Ethan mengangguk. Ia berniat melunasi semuanya dalam waktu sebulan. Ia tidak suka memiliki utang yang menggantung di kepalanya.
Setelah keduanya mencapai kesepakatan, Ethan menandatangani kontrak dan proses penyerahan kepemilikan mansion selesai dalam waktu setengah jam.
Setelah melakukan pembayaran, saldo Ethan tersisa $7.510.086. Jumlah ini sudah cukup untuk memperluas bisnisnya.
Dengan lebih banyak toko, ia akan bisa mendapatkan lebih banyak uang, dan pendapatannya akan dikalikan seratus. Dengan begitu, rekeningnya tidak akan pernah benar-benar kosong.
Ethan meninggalkan agensi tersebut ditemani oleh sang manajer, Mary, untuk melihat langsung mansion itu. Perjalanan dengan Maybach milik Ethan memakan waktu sekitar dua puluh menit.
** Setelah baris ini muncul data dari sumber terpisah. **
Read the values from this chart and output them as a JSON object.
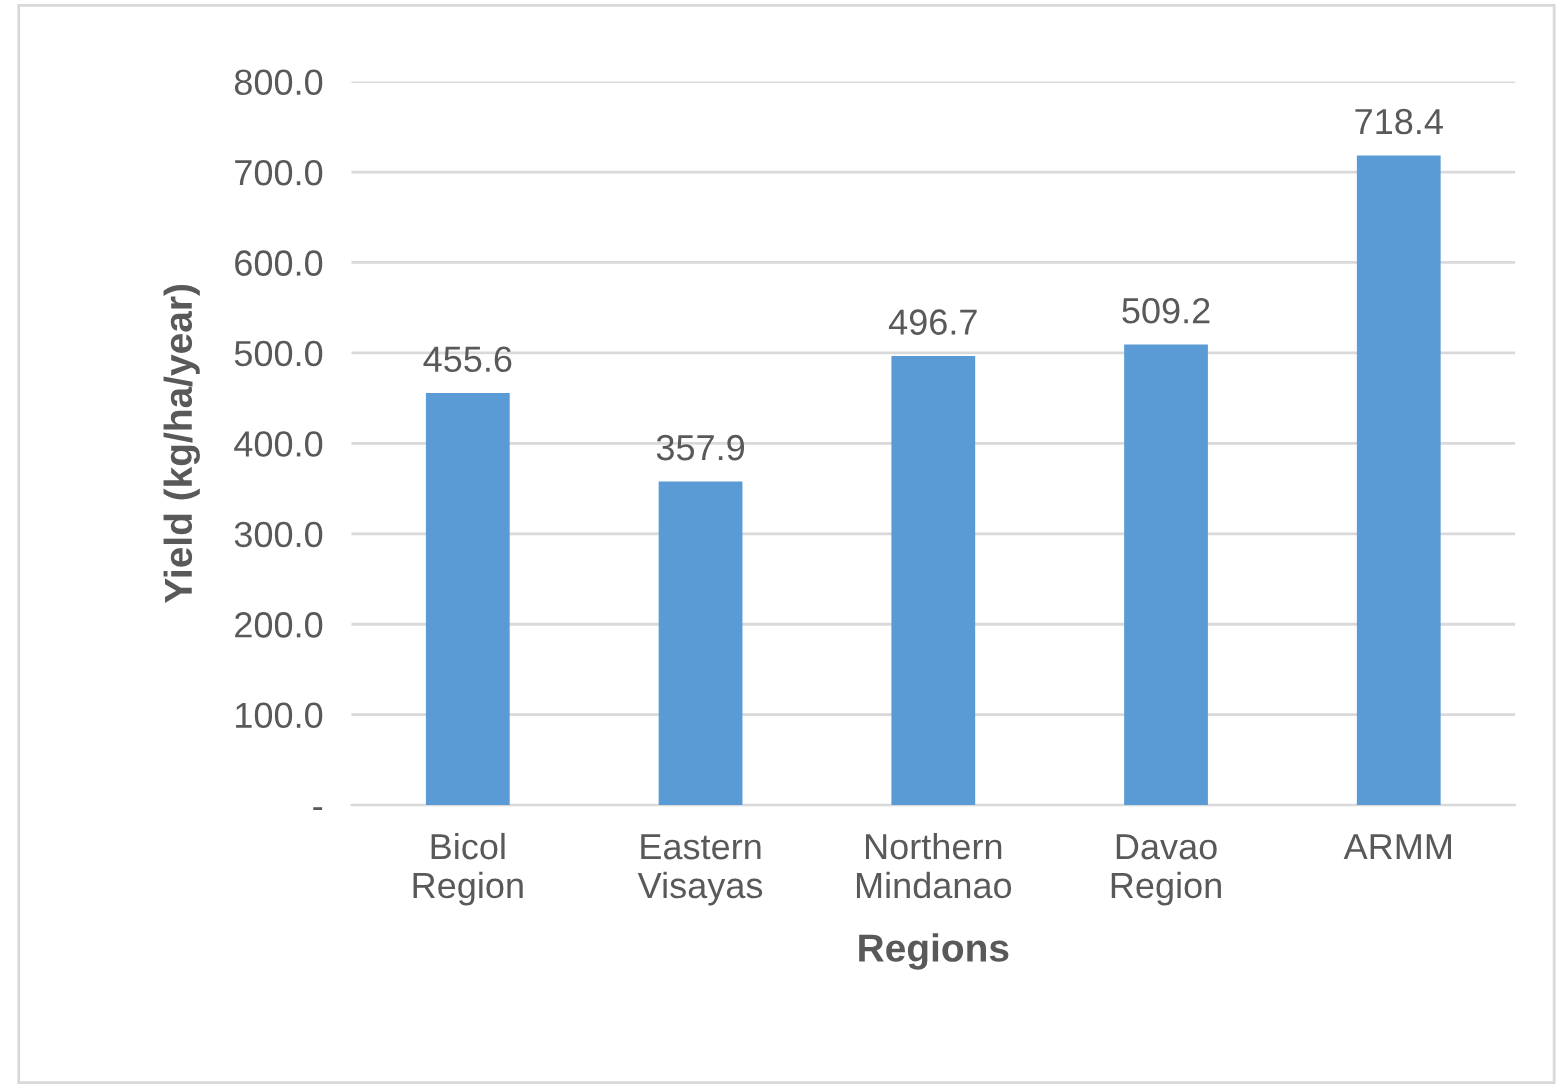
{
  "chart_data": {
    "type": "bar",
    "xlabel": "Regions",
    "ylabel": "Yield (kg/ha/year)",
    "categories": [
      "Bicol\nRegion",
      "Eastern\nVisayas",
      "Northern\nMindanao",
      "Davao\nRegion",
      "ARMM"
    ],
    "values": [
      455.6,
      357.9,
      496.7,
      509.2,
      718.4
    ],
    "color": "#5b9bd5",
    "ylim": [
      0,
      800
    ],
    "yticks": [
      {
        "value": 0,
        "label": "-"
      },
      {
        "value": 100,
        "label": "100.0"
      },
      {
        "value": 200,
        "label": "200.0"
      },
      {
        "value": 300,
        "label": "300.0"
      },
      {
        "value": 400,
        "label": "400.0"
      },
      {
        "value": 500,
        "label": "500.0"
      },
      {
        "value": 600,
        "label": "600.0"
      },
      {
        "value": 700,
        "label": "700.0"
      },
      {
        "value": 800,
        "label": "800.0"
      }
    ],
    "grid": "y",
    "data_labels": true
  }
}
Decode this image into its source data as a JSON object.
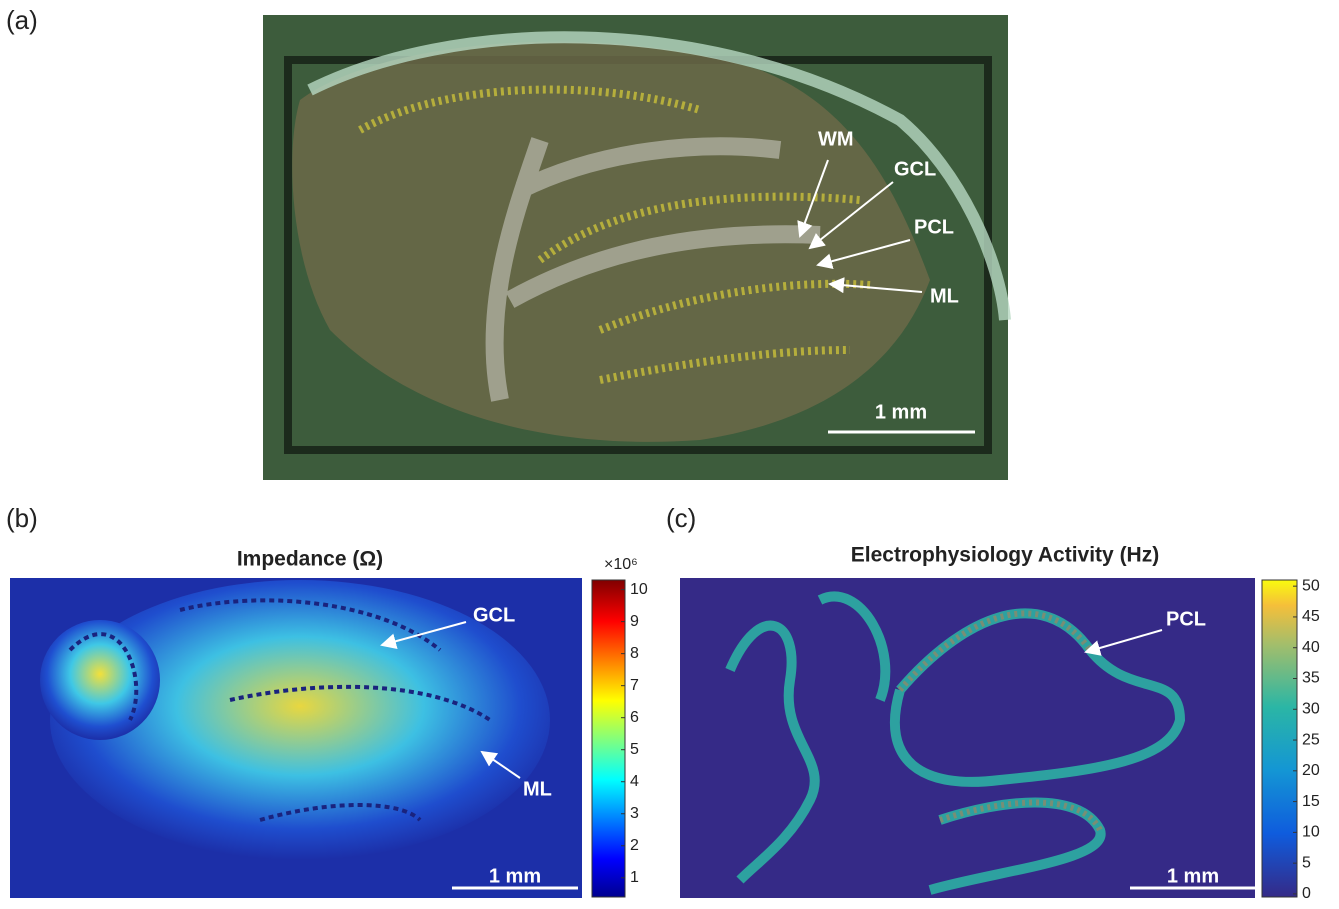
{
  "panels": [
    {
      "label": "(a)",
      "annotations": [
        "WM",
        "GCL",
        "PCL",
        "ML"
      ],
      "scale_bar": "1 mm"
    },
    {
      "label": "(b)",
      "title": "Impedance (Ω)",
      "annotations": [
        "GCL",
        "ML"
      ],
      "scale_bar": "1 mm",
      "colorbar": {
        "multiplier": "×10⁶",
        "lim": [
          0.4,
          10.3
        ],
        "ticks": [
          1,
          2,
          3,
          4,
          5,
          6,
          7,
          8,
          9,
          10
        ]
      }
    },
    {
      "label": "(c)",
      "title": "Electrophysiology Activity (Hz)",
      "annotations": [
        "PCL"
      ],
      "scale_bar": "1 mm",
      "colorbar": {
        "lim": [
          -0.5,
          51
        ],
        "ticks": [
          0,
          5,
          10,
          15,
          20,
          25,
          30,
          35,
          40,
          45,
          50
        ]
      }
    }
  ]
}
Seperti yang mereka katakan, kawasan tempat mansion itu berada benar-benar sunyi. Ia bisa melihat beberapa mansion mewah lain yang berdiri di area tersebut. Jelas sekali ini adalah kawasan hunian orang-orang kaya.
Kawasan perumahan ini dikenal sebagai Highmare Estate. Inilah tempat para pemimpin kota dan tokoh-tokoh besar lainnya tinggal setiap kali mereka berkunjung ke kota ini.
Satu hal yang paling menarik perhatian Ethan adalah fakta bahwa Golden Island Mansion terletak tepat di jantung kawasan perumahan tersebut. Ini berarti bahwa mansion ini adalah yang paling mahal di seluruh kota.
Ethan yakin bahwa jika ia berada di kota lain, pasti akan ada mansion-mansion yang nilainya lebih tinggi dari ini. Ia tahu ada banyak orang yang mampu membeli istana ini. Namun, siapa yang mau menghamburkan uang sebanyak itu untuk membeli sebuah mansion di kota kecil? Inilah alasan mengapa istana ini dibiarkan terbengkalai selama lebih dari dua tahun sejak selesai dibangun.
Ethan menatap tembok perimeter yang tinggi dan gerbang megah di hadapannya. Setelah Mary menunjukkan kartu identitasnya, para penjaga segera membuka gerbang, membiarkan Ethan mengendarai Maybach-nya masuk ke dalam.